March 23, 2022

TSA Launches Digital Identity Roadmap

FTE panelists aligned on direction

Among several familiar themes for airport biometrics – the need for collaboration, improved passenger processing times and experiences, the rapid advance of touchless transactions — a Future Travel Experience webinar presented by Idemia on ‘Next Generation Travel through Trusted Identity & Biometric Solutions’ also provides an introduction to a new policy document from the U.S. federal government.

Panelists discussed many of the processes and initiatives as outlined in the new Transportation Security Administration (TSA) document.

TSA Identity Management Capability Manager Jason Lim began his presentation with a review of the launch of TSA’s Biometrics Roadmap in 2018, and the four goals it set out for the agency. The agency has pursued those goals since, and Lim says the fruits of those efforts are starting to be realized following piloting.

The follow-up document, which he says provides “a higher strategic roadmap,” is the TSA Identity Management Roadmap, released on Wednesday (more on that document below), just as the webinar was held. It applies to TSA’s use of biometrics and other digital identity technologies.

TSA is carrying out integration testing for a new form factor of Credential Authentication Technology (CAT II) devices, provided by Idemia, at its lab, while also running pilots at three locations to validate a final set of requirements and determine operational procedures, Lim revealed.

The agency will continue to utilize mobile phones for identity management, rather than following the tokenized biometrics model pursued by IATA.

Greg Forbes of Delta Air Lines presented the carrier perspective on the TSA systems Lim described, as well as Delta’s work on touchless bag-drop services. The opt-in process for TSA checks is built into Delta’s check-in flow for each individual journey, Forbes explains.

Delta is introducing three options for boarding; paper boarding passes, digital boarding passes, or face biometrics.

Forbes says customers who get used to these conveniences find a return to legacy processes disruptive, which creates stickiness for Delta, comparing the services to the convenience advantage of TSA PreCheck.

One surprise, he said, has been the adoption of these passenger convenience programs by people who travel less frequently.

Aura Moore of Los Angeles World Airports (LAWA) discussed the importance of working with biometrics vendors and other stakeholders for the airport operator, and reviewed the early implementation of biometrics for flight boarding at LAX. LAX is up to 72 e-gates at 15 boarding gates, and expanding further. By next year it will reach 90 to 100 percent of common-use international gates, according to Moore.

Some passengers do opt-out of biometric boarding, but opt-outs appear to be decreasing over time, Moore says.

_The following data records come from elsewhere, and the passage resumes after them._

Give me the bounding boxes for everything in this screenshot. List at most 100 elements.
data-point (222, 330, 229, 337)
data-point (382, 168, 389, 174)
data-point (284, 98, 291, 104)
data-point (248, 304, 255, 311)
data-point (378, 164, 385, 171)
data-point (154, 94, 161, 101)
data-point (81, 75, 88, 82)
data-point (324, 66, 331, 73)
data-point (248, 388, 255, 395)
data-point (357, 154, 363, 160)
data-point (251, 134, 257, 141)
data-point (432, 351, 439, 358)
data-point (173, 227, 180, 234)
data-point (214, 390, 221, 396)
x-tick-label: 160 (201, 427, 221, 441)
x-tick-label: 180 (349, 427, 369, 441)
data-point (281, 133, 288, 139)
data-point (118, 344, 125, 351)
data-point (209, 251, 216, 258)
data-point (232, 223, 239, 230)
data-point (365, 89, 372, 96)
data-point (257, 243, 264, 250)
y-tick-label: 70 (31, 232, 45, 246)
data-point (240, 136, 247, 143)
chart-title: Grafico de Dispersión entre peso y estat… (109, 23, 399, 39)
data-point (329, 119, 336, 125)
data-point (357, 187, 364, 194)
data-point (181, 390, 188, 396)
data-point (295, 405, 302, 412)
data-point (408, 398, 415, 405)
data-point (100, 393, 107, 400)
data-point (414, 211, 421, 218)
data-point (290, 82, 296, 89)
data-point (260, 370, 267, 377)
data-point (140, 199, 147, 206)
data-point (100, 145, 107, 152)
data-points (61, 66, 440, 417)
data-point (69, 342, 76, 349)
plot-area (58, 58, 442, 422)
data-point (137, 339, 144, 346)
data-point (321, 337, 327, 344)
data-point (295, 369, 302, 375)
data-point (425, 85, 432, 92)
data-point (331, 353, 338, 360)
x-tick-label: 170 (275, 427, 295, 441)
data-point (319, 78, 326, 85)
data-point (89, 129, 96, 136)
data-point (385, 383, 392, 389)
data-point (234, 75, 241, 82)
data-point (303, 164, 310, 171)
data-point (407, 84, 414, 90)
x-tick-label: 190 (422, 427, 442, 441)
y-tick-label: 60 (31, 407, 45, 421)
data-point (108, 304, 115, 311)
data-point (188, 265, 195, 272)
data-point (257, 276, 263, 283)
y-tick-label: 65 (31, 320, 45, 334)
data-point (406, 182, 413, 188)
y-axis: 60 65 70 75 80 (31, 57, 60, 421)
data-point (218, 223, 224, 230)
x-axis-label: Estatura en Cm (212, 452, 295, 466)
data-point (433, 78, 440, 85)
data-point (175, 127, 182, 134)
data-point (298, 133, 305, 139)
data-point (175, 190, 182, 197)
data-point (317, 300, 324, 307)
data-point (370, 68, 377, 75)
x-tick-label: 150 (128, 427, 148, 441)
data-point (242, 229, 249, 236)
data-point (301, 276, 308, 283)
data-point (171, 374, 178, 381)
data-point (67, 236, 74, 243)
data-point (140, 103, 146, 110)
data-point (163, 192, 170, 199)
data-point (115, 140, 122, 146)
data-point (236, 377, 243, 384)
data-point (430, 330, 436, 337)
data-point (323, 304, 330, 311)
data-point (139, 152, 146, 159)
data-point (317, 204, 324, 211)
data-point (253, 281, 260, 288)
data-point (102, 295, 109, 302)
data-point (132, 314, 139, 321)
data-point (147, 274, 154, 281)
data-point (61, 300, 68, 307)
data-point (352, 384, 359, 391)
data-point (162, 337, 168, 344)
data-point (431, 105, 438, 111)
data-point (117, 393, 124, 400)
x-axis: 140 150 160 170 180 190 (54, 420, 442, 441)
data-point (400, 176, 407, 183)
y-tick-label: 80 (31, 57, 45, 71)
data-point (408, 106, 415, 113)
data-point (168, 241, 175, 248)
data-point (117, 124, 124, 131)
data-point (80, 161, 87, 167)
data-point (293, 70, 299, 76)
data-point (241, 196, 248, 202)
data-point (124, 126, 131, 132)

CBP is wrapping up a 90-day trial of one-step biometric authentication for Global Entry passengers conducted at LAX, which Moore says could further dramatically improve passenger processing times. Between those types of systems and Simplified Arrivals, all international arrivals at LAX are biometric at this point.

Idemia SVP of Travel and Transport Lisa Sullivan emphasized the collaborative aspect of biometrics projects at U.S. airports, and the benefits of those initiatives for passengers in the form of smoother travel processes.

The company is working on making enrolling in programs like PreCheck easier, and Sullivan says it currently takes less than 6 minutes in the majority of cases. Idemia is introducing services for enrolling during the airport journey as well.

As stakeholders continue to encourage signups, she says, providing choices between tools, including mobile digital ID and biometrics, will be key.

TSA Identity Management Roadmap

The new Identity Management Roadmap outlines the agency’s goals for a cohesive identity management ecosystem to support security, passenger experience and operational efficiency goals.

The four goals identified in the TSA’s new roadmap are enhanced enrollment and travel reservation experiences for passengers, expanded and evolved standards for identity proofing to support future vetting and verifications, improved vetting “in response to new threats, policies, and technologies,” and “support(ing) appropriate identity verification activities across the TSA.”

That includes the role of mobile driver’s licenses (mDLs) and the agency’s CAT II devices.

Three objectives are set under each goal, and the “guiding principles” of “risk management, person-centric, privacy,’ resource optimization” which apply to each declared. Objectives explicitly referring to biometrics are 3.1; “evolve use of existing and available biometric and biographic data,” and 4.3; “engage industry and interagency partners to enable biometrics and digital identity solutions.”

What TSA calls its ‘cross cutting strategic drivers’ or approaches to achieving the goals, are risk management frameworks, improved data sharing, data quality evaluations, improved self-service capabilities, and expanded collaboration.